El muchacho apretó los labios y mantuvo la vista fija en su maestra, hasta que el carro que los llevaba la dejó atrás, envuelta en una nube de tierra.

CAPÍTULO 06

Dolor. Círculo de llamas. Hervor profundo.

En la oscuridad acogedora del refugio, Francisco se replegaba sobre sí como un animal herido, mordiéndose la parte interna de las mejillas para no gemir. Se mecía de atrás hacia adelante en rítmico vaivén, soportando el incesante martilleo. Clavos ardientes se hundían en sus sienes. La cabeza estaba en llamas. No podía pensar ni sentir más que dolor, hundirse en él, complacerse en el dolor hasta desgarrarse y que su cerebro estallara.

El crepúsculo había traído frescura, pero él ardía hasta en los bordes del cuero cabelludo. Otras veces, la melancolía había anticipado el dolor. Una sensación de pesadez y una niebla ante los ojos habían sido el preludio de la brusca afluencia de sangre invadiendo su cráneo. Ese día había sido completamente distinto, porque "ella" había desencadenado el dolor.

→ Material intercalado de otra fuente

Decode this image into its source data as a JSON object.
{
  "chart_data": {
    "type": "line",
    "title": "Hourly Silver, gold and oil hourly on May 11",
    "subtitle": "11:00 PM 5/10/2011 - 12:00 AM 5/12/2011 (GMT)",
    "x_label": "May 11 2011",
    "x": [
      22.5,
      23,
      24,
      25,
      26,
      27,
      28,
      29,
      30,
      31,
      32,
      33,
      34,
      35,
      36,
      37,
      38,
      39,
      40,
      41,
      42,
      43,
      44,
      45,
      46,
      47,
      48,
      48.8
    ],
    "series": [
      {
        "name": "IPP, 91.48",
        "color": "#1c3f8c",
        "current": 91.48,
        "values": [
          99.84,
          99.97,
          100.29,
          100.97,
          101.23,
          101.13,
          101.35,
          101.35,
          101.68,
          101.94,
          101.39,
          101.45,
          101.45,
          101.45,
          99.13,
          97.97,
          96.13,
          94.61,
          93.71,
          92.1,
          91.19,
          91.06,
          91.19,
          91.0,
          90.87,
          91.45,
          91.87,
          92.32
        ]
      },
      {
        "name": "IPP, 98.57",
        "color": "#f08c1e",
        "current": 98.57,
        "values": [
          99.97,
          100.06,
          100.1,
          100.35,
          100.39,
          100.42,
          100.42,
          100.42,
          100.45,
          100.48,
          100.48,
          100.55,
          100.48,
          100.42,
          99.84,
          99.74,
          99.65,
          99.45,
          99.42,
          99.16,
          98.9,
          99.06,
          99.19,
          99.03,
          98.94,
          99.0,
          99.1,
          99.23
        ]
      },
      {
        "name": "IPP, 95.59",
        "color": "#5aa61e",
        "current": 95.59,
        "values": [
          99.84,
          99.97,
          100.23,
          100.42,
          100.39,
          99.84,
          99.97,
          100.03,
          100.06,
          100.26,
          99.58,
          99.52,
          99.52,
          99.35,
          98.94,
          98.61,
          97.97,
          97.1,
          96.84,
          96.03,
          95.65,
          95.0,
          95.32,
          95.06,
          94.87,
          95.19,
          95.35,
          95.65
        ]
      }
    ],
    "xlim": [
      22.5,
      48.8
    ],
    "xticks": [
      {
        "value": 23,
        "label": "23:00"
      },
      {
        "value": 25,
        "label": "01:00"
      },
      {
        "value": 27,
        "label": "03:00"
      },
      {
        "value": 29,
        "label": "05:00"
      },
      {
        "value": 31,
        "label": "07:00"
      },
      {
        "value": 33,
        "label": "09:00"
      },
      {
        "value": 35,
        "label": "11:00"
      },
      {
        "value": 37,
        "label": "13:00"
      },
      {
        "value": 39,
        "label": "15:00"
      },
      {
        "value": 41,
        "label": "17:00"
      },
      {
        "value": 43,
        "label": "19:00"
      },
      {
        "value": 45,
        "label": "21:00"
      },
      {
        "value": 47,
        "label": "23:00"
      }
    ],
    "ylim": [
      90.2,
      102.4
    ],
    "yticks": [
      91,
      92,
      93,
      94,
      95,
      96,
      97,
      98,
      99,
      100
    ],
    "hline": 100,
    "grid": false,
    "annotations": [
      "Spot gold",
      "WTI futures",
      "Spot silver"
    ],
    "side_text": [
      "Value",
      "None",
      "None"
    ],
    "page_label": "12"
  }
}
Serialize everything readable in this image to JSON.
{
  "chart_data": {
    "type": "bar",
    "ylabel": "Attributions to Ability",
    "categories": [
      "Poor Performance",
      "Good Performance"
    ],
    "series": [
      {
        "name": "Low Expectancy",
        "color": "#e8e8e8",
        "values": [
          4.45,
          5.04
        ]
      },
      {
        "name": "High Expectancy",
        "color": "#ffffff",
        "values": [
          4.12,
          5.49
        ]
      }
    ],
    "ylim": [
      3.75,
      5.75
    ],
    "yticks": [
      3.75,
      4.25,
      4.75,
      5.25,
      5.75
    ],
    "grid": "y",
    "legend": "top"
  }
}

Él lo intuyó apenas la vio.

Había descubierto que su dolencia estaba relacionada con una alteración emocional, pues los ataques, que al principio eran simples jaquecas, sucedían después de alguna discusión o un disgusto. En los últimos meses, antes de descubrir su condición de bastardo, se habían acrecentado en intensidad, y el enfrentamiento con su padrastro lo había catapultado al ataque más intenso que había tenido hasta entonces. Fue cuando tomó la decisión de alejarse, tanto por la repulsa que le provocó saberse bastardo como por la necesidad de ocultar a su madre el sufrimiento de verlo convertirse en un inválido. La irrupción de la maestra, cuya presencia lo sacudía en lo más hondo, había creado una nueva forma de sufrimiento: el dolor sin desencadenante directo, sólo por sentir atracción o placer, el más terrible de todos, el que lo privaba del simple goce de su hombría.

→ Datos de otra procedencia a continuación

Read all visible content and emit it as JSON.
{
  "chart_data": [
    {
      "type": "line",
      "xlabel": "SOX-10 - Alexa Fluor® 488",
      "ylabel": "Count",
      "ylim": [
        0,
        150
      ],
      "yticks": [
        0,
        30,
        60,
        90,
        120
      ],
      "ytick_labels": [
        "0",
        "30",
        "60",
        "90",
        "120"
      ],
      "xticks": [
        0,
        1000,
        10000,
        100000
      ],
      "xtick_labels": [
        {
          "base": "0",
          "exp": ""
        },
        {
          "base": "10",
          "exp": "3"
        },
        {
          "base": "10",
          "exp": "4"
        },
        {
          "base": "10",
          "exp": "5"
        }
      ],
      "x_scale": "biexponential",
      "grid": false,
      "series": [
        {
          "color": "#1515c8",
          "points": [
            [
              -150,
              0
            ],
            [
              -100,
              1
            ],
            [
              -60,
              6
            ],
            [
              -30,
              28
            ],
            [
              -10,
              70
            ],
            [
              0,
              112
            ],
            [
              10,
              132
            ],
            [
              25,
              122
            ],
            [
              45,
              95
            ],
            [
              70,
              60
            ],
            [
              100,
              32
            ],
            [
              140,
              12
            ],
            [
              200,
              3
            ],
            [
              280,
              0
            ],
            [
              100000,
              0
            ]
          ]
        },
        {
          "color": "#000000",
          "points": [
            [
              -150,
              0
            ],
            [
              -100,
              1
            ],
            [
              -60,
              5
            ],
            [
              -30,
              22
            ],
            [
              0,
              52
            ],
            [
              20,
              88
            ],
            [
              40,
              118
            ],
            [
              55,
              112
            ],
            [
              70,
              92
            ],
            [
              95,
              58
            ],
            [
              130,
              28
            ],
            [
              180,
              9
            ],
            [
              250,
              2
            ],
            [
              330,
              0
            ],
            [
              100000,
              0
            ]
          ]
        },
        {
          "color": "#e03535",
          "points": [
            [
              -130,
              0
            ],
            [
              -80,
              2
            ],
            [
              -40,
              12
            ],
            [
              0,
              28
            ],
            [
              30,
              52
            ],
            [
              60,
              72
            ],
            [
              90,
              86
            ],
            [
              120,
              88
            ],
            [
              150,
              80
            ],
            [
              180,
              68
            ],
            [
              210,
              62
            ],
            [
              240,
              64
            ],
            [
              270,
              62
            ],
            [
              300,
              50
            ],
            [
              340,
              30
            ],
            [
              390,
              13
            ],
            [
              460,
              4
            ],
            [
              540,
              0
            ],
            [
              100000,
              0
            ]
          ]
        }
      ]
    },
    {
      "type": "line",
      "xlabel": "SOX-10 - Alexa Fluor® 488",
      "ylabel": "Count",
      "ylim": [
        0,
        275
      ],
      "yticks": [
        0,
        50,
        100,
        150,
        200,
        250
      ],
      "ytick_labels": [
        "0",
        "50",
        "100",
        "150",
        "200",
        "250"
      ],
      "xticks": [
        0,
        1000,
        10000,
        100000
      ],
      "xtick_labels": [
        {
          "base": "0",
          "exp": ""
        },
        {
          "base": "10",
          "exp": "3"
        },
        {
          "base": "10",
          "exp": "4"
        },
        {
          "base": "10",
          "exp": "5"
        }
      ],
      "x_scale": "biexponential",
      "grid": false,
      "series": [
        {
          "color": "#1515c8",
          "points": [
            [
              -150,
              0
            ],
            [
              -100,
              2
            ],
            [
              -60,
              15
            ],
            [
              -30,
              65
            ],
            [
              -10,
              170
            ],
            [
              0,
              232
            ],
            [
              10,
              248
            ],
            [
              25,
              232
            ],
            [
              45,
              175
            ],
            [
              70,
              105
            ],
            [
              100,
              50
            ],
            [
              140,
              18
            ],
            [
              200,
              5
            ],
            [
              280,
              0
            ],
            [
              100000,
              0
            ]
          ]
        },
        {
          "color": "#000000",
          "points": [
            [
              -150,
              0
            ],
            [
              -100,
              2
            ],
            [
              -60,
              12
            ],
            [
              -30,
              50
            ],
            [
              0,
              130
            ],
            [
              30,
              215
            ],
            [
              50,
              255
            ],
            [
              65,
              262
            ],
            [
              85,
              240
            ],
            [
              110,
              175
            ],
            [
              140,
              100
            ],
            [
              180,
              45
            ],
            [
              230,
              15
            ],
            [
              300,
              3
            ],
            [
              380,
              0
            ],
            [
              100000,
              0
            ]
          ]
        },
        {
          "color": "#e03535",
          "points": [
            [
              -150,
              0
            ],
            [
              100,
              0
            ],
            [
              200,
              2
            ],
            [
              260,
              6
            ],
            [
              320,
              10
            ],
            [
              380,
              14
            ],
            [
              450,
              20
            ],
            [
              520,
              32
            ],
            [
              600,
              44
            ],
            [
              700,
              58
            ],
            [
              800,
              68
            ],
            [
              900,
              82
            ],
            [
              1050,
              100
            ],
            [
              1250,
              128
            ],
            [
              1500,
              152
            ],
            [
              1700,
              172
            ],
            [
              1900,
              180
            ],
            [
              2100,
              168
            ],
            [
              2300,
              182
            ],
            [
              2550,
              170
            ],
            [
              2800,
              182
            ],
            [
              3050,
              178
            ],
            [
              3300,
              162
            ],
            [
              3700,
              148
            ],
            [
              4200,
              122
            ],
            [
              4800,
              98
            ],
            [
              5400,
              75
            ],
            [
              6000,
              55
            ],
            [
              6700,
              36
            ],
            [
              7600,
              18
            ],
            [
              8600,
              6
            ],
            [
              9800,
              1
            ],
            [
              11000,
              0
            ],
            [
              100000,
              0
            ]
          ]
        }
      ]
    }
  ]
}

No sabía cuánto estaba durando el ataque. Percibía que afuera reinaba la noche y que el viento sacudía las vigas del techo. Ovillado sobre su catre, no podía hacer otra cosa que sufrir y aguardar. Alguna vez remitiría. Siempre era así. A veces imaginaba que jamás dejaría de dolerle y entonces terribles visiones de sí mismo convertido en una bestia rugiente se imponían, amenazando con quitarle la cordura.

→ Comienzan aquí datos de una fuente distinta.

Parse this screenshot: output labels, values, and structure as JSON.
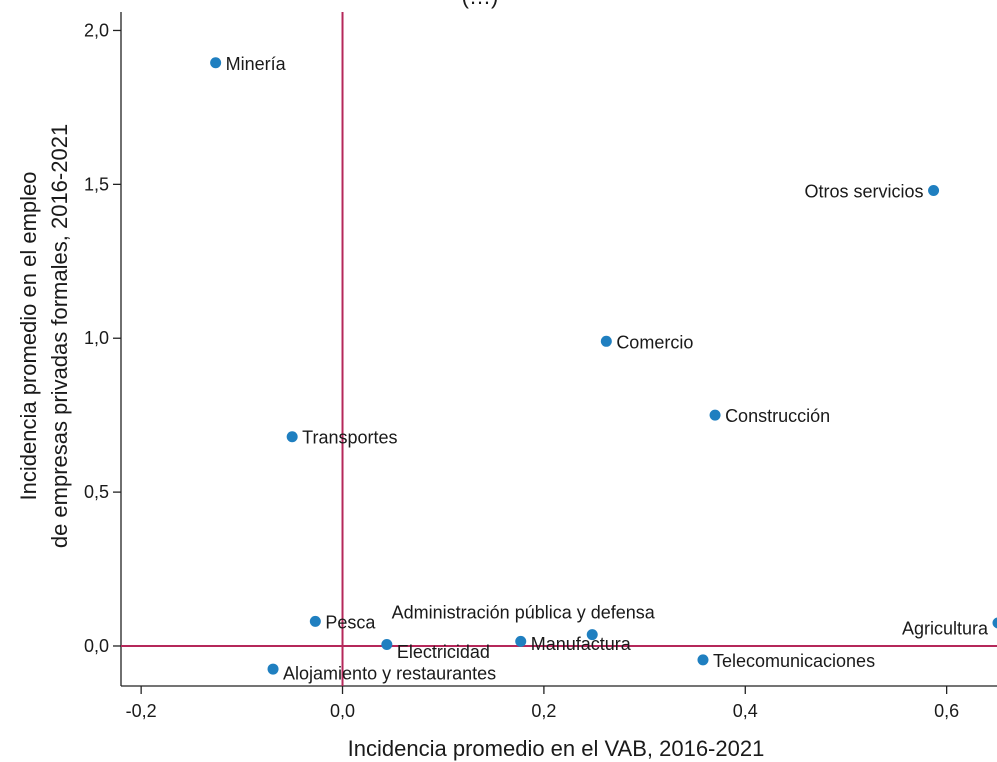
{
  "chart_data": {
    "type": "scatter",
    "title": "(…)",
    "xlabel": "Incidencia promedio en el VAB, 2016-2021",
    "ylabel_lines": [
      "Incidencia promedio en el empleo",
      "de empresas privadas formales, 2016-2021"
    ],
    "xlim": [
      -0.22,
      0.65
    ],
    "ylim": [
      -0.13,
      2.06
    ],
    "x_ticks": [
      -0.2,
      0.0,
      0.2,
      0.4,
      0.6
    ],
    "x_tick_labels": [
      "-0,2",
      "0,0",
      "0,2",
      "0,4",
      "0,6"
    ],
    "y_ticks": [
      0.0,
      0.5,
      1.0,
      1.5,
      2.0
    ],
    "y_tick_labels": [
      "0,0",
      "0,5",
      "1,0",
      "1,5",
      "2,0"
    ],
    "reference_lines": {
      "x": 0.0,
      "y": 0.0,
      "color": "#b5285a"
    },
    "marker_color": "#1f7fc0",
    "grid": false,
    "points": [
      {
        "label": "Minería",
        "x": -0.126,
        "y": 1.895
      },
      {
        "label": "Otros servicios",
        "x": 0.587,
        "y": 1.48,
        "label_side": "left"
      },
      {
        "label": "Comercio",
        "x": 0.262,
        "y": 0.99
      },
      {
        "label": "Construcción",
        "x": 0.37,
        "y": 0.75
      },
      {
        "label": "Transportes",
        "x": -0.05,
        "y": 0.68
      },
      {
        "label": "Pesca",
        "x": -0.027,
        "y": 0.08
      },
      {
        "label": "Electricidad",
        "x": 0.044,
        "y": 0.005,
        "label_dy": 0.4
      },
      {
        "label": "Manufactura",
        "x": 0.177,
        "y": 0.015,
        "label_dy": 0.1
      },
      {
        "label": "Administración pública y defensa",
        "x": 0.248,
        "y": 0.037,
        "label_side": "above"
      },
      {
        "label": "Agricultura",
        "x": 0.651,
        "y": 0.075,
        "label_side": "left",
        "label_dy": 0.3
      },
      {
        "label": "Telecomunicaciones",
        "x": 0.358,
        "y": -0.045
      },
      {
        "label": "Alojamiento y restaurantes",
        "x": -0.069,
        "y": -0.075,
        "label_dy": 0.2
      }
    ]
  }
}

Uno, dos, tres, cuatro, cinco... Contar le producía una distracción salvadora, podía conducir la mente hacia otro lado, eludir el torrente de calor que le agrandaba la cabeza. Era un monstruo. No podía controlar sus reacciones cuando el ataque caía sobre él, por eso se apretaba con brazos y piernas, aprisionándose en una bola de sufrimiento hasta que la tormenta pasaba. Las primeras veces, cuando el dolor trepaba hasta convertirse en un zumbido encerrado en su cabeza, se había dejado llevar y arrojado objetos contra la chimenea de su cuarto, o barrido con todo lo que había sobre su escritorio. Tarde o temprano, esos arranques serían percibidos por los demás. Fue eso lo que lo decidió a alejarse. Dejaba el camino abierto a su medio hermano, lo cual no le importaba demasiado pues Dante no era mal muchacho, pese a su incapacidad para tomar decisiones. Lo que le dolía era ceder ante el padrastro, que estaría disfrutando de su ausencia. Por fin se había librado del indeseado hijo ilegítimo de su esposa.